Thursday, April 9, 2009

Doug Kass to Support Buffett's Berkshire

Doug Kass criticize that the downgrade of Berkshire by Moody's is irony. His reasons are as follows:

As to the effect on Berkshire Hathaway's balance sheet and income statement, it is negligible. Gross debt expenses will only rise slightly -- thanks to the company's still large cash hoard and given the fact that Berkshire is overcapitalized (both absolutely and vis-?vis other insurance companies). Importantly, Berkshire has structured its derivative contracts ingenuously in the fact that it did not have to provide additional collateral when the major world stock market indices dropped precipitously; it simply recorded non-cash charges.

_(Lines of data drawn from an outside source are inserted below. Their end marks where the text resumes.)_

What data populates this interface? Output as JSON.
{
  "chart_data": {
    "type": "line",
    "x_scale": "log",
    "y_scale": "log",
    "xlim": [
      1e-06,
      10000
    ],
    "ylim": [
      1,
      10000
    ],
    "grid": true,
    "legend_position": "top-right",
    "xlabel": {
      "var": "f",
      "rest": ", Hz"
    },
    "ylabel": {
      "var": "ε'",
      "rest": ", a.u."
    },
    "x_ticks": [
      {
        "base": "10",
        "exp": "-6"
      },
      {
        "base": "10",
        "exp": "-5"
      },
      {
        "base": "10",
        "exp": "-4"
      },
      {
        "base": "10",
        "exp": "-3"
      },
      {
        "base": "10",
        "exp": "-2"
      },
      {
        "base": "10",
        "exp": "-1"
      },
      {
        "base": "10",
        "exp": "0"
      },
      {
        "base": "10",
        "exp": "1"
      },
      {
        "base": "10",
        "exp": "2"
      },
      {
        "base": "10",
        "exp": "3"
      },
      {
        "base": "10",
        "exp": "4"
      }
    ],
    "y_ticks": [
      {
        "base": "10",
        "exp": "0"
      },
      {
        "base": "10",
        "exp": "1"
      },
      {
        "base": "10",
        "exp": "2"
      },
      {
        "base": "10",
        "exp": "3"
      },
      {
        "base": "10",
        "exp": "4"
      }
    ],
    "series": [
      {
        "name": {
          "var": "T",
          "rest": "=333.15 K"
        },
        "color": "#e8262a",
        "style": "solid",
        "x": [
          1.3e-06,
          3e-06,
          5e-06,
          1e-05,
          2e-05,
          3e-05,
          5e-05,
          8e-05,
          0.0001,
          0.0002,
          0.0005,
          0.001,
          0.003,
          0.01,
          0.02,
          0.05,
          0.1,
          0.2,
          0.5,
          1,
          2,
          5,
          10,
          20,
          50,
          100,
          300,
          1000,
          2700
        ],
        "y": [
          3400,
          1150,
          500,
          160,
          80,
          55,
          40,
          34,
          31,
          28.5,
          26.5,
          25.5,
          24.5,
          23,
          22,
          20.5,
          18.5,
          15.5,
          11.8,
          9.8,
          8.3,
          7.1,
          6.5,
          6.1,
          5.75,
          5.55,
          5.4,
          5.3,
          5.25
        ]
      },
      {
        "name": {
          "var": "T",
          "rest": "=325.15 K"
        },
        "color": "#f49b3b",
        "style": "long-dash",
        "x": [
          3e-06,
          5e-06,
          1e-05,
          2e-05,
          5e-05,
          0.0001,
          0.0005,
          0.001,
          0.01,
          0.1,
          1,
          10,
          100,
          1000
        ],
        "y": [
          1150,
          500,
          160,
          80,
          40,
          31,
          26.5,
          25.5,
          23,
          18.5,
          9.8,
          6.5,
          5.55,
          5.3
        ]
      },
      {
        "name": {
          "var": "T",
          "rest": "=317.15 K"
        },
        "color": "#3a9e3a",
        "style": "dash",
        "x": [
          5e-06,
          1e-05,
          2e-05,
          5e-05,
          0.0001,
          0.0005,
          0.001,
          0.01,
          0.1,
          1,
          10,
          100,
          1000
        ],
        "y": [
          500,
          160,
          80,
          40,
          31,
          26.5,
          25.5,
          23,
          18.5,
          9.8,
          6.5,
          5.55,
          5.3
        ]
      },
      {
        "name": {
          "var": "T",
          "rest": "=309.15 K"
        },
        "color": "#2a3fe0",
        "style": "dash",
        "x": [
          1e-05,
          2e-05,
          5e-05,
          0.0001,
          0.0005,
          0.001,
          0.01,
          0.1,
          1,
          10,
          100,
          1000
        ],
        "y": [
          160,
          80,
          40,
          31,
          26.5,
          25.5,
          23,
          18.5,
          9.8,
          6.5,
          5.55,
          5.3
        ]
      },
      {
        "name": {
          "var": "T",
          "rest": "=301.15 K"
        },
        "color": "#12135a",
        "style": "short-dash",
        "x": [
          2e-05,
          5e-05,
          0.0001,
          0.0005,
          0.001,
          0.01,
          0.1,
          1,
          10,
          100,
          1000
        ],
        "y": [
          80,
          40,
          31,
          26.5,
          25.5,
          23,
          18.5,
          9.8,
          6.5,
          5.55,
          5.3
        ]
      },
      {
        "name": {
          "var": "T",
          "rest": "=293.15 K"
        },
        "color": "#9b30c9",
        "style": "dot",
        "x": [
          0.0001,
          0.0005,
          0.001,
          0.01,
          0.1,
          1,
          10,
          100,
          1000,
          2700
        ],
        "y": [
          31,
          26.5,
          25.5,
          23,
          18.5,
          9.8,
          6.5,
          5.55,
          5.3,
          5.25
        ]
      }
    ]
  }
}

The irony is that the Moody's downgrade has coincided with:
1. a substantial improvement in the value of Berkshire's investment portfolio; and
2. a reversal in some of the losses from Buffett's foray into shorting puts on the major world indices.


As it relates to Berkshire's common shares, I have been conspicuously negative toward the composition of Buffett's investment portfolio and what I described as his "style drift" regarding the foray into derivatives. My concerns peaked regarding the plight of Berkshire Hathaway's shares with a column I wrote as the U.S. stock market was bottoming in early March, "Buy American? I'm Damned!"

So, do you agree with Doug Kass? Considering the economy and the performance of Berkshire, I think Doug Kass' opinion is right.